這日,李昀正和福伯核算著若是開冷飲鋪,大概需要多少本錢,選址在哪裡比較合適(主要靠程處默提供資訊),一個小太監忽然上門傳口諭,說是皇后娘娘召見。
李昀心裡咯噔一下。皇后找他?難道是因為他和程處默混在一起的事?還是製冰飲子傳出去了?
他忐忑不安地換了衣服,再次進宮。
來到立政殿,氣氛倒是比面對皇帝老子時輕鬆很多。長孫皇后依舊溫和,問了他一些生活起居的瑣事,比如王府住得可還習慣,下人是否得力,天氣炎熱要注意身體等等。
李昀小心翼翼地回答著,心裡直打鼓。
閒話了一會兒,皇后話鋒一轉,看似隨意地問道:“昀兒,你如今也已開府建業,算是成人了。身邊可有伺候的知心人了?”

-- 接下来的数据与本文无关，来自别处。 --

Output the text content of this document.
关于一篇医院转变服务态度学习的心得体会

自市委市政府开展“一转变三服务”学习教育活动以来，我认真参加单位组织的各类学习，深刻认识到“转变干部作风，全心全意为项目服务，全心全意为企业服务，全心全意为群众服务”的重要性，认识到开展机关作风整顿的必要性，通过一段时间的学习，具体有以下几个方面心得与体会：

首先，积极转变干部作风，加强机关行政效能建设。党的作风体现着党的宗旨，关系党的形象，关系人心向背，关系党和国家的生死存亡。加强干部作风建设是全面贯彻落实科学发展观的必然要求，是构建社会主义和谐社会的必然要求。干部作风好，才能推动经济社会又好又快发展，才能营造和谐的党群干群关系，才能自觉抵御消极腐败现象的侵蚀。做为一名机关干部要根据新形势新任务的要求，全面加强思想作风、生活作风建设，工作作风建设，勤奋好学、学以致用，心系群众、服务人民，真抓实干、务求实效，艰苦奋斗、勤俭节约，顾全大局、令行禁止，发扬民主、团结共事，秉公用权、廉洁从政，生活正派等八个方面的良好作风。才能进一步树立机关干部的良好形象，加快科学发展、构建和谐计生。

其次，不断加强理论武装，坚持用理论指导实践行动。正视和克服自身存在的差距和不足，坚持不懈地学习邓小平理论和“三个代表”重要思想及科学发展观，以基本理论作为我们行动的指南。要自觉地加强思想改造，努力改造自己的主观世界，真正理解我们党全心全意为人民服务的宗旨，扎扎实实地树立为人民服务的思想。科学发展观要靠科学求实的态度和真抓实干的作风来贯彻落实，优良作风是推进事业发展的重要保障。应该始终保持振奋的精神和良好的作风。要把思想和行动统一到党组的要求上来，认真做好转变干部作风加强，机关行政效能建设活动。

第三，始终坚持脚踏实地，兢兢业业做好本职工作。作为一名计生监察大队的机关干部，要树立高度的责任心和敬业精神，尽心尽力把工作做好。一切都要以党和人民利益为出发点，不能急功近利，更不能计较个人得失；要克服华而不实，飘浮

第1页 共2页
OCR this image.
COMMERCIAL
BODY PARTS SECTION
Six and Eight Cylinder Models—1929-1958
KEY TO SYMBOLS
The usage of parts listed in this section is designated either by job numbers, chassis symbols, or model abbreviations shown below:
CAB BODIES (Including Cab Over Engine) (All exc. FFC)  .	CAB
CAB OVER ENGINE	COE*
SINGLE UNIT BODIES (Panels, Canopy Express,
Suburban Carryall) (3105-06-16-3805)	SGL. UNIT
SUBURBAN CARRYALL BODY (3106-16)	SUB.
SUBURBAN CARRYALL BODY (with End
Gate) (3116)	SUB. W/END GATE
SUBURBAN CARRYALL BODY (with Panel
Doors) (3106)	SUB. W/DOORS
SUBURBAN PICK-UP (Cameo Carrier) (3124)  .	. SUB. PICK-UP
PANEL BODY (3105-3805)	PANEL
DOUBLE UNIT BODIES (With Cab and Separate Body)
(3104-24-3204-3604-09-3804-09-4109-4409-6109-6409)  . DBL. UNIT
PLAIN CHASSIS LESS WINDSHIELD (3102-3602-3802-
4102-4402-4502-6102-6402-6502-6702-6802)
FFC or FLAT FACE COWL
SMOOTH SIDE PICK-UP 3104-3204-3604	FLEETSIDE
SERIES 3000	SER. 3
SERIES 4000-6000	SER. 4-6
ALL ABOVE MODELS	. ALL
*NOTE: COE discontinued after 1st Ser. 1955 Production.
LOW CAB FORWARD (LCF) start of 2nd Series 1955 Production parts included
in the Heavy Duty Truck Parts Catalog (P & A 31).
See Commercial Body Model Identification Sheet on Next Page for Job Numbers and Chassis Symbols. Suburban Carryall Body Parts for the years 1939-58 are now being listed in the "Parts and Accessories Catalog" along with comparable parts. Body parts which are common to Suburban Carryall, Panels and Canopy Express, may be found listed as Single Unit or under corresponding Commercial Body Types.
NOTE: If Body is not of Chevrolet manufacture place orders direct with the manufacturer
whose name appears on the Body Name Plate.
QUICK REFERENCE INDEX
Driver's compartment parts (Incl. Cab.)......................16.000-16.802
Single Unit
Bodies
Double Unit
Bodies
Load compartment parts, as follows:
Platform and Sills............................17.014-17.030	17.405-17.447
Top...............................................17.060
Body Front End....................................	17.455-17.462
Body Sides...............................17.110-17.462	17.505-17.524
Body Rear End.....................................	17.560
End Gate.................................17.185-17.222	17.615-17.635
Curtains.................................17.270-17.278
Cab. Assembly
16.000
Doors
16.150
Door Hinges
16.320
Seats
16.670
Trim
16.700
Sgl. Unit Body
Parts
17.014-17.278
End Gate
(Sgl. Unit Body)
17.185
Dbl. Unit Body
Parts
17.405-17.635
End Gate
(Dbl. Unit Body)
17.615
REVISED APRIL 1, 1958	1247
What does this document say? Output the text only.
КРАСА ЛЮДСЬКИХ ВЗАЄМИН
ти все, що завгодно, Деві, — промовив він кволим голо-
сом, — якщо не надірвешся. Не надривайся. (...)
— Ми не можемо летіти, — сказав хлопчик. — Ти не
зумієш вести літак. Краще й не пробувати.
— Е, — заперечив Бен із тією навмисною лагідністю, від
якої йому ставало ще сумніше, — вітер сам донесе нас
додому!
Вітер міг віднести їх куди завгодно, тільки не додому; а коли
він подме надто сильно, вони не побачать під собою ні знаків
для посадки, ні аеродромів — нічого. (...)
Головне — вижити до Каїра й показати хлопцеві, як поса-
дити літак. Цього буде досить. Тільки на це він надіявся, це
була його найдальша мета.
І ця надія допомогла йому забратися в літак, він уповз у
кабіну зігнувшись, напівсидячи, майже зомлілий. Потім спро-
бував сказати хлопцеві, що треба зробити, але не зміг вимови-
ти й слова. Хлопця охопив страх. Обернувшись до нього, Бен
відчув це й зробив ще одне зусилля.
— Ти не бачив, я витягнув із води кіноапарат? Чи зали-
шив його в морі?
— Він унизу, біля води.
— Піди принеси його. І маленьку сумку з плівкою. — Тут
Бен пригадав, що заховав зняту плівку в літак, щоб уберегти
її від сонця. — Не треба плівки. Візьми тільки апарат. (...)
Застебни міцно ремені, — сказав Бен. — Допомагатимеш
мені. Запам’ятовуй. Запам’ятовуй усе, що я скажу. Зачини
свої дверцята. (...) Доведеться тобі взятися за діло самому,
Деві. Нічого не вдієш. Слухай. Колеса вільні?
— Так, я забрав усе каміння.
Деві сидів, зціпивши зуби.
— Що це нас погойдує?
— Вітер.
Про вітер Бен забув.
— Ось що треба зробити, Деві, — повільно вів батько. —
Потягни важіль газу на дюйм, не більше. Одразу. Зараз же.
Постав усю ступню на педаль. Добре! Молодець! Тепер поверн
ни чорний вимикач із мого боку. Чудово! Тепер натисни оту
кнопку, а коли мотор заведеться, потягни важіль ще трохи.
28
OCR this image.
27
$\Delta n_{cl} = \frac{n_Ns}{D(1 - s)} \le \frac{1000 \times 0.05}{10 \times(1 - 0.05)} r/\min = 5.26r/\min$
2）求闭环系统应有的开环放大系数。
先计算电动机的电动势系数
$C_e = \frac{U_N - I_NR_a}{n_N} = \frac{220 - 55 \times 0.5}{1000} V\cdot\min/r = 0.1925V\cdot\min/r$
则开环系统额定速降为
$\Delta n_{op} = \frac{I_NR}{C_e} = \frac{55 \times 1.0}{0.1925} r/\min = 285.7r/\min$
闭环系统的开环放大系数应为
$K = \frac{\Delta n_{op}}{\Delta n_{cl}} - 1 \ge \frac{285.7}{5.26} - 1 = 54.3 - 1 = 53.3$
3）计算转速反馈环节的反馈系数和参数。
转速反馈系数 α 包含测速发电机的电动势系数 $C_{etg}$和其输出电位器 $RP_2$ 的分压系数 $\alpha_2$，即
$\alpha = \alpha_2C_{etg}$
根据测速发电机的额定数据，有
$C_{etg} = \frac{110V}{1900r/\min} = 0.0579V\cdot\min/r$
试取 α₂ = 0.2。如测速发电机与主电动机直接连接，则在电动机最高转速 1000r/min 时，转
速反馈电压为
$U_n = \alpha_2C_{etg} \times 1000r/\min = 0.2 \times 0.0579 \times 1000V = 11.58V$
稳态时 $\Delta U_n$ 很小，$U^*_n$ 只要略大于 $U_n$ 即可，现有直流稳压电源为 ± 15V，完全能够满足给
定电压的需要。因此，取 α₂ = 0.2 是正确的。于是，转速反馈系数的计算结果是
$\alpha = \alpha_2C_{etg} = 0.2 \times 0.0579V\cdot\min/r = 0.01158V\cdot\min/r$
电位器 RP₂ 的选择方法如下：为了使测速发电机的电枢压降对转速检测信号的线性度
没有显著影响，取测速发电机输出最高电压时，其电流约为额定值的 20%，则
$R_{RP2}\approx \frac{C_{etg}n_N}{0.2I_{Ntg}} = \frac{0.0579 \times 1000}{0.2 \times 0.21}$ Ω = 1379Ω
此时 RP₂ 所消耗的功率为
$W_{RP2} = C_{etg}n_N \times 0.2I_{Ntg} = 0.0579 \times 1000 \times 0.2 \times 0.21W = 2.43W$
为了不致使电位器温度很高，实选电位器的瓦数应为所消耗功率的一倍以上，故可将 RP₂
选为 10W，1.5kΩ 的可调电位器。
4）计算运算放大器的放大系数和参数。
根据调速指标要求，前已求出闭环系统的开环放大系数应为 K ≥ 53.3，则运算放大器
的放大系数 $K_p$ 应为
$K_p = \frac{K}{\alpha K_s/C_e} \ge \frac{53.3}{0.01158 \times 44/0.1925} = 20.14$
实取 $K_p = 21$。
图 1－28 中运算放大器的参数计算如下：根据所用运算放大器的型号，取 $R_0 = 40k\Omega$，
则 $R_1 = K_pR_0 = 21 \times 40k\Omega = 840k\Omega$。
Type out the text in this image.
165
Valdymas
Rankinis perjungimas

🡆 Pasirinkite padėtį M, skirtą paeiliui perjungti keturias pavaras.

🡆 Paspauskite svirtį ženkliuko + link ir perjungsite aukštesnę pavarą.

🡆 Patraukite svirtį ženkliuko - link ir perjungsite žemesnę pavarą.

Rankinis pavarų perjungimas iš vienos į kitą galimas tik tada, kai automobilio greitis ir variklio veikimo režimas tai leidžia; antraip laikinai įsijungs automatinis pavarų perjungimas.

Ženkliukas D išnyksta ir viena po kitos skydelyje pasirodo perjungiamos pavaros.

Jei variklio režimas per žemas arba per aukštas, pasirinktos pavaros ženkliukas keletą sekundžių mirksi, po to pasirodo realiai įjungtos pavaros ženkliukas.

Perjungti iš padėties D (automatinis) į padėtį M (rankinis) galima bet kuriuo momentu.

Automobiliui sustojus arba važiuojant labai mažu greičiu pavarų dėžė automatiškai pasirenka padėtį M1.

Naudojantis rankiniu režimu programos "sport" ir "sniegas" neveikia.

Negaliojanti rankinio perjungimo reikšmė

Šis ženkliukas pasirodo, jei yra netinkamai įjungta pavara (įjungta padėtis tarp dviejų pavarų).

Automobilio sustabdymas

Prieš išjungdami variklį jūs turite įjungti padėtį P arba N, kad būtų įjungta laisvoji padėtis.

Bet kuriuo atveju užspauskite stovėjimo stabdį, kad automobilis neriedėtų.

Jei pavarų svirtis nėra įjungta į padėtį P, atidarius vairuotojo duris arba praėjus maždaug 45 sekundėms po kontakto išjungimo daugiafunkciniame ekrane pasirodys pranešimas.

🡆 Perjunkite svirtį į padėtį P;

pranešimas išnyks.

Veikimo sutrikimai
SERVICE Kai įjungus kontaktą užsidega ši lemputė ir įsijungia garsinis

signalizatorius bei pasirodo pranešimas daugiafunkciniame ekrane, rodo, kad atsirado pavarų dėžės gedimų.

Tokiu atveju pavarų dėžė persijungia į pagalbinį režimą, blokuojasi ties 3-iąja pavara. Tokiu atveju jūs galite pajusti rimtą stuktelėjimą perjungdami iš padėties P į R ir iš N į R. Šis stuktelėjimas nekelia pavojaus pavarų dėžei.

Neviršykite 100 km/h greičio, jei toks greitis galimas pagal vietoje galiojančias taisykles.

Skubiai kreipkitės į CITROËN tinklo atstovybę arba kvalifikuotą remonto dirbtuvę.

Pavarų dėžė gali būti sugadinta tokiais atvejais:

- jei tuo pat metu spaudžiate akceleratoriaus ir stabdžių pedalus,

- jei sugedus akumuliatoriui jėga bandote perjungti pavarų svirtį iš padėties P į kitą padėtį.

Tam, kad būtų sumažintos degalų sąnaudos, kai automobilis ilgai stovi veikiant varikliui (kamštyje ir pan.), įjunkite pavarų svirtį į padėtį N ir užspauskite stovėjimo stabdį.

李昀一愣,沒明白過來:“知心人?有啊,福伯和翠兒他們都挺知心的……”
皇后聞言,忍不住掩口輕笑:“傻孩子,本宮不是說下人。是問你,可有心儀的女子?或是覺得哪家的閨秀不錯?”
李昀這才反應過來,腦袋裡“嗡”的一聲!這……這是要催婚?!給他找老婆?!
他頓時慌了神:“母后!兒臣……兒臣年紀還小!而且……而且一事無成,怎敢耽誤人家好女子?還是……還是過幾年再說吧!”
他才剛穿越過來,王爺的癮還沒過夠,賺錢大業剛剛起步,怎麼能就被婚姻束縛住?而且誰知道會指個甚麼樣的?萬一是個母老虎,或者嬌滴滴的古代小姐,他怎麼受得了?
“不小了。”皇后語氣溫和卻不容置疑,“你幾個皇兄在你這個年紀,早已納妃納妾。開府之後,府中沒有女主人打理內務,總是不像話。本宮瞧著,蘇亶家的長女,性情溫婉,知書達理,與你年紀相仿,倒是……”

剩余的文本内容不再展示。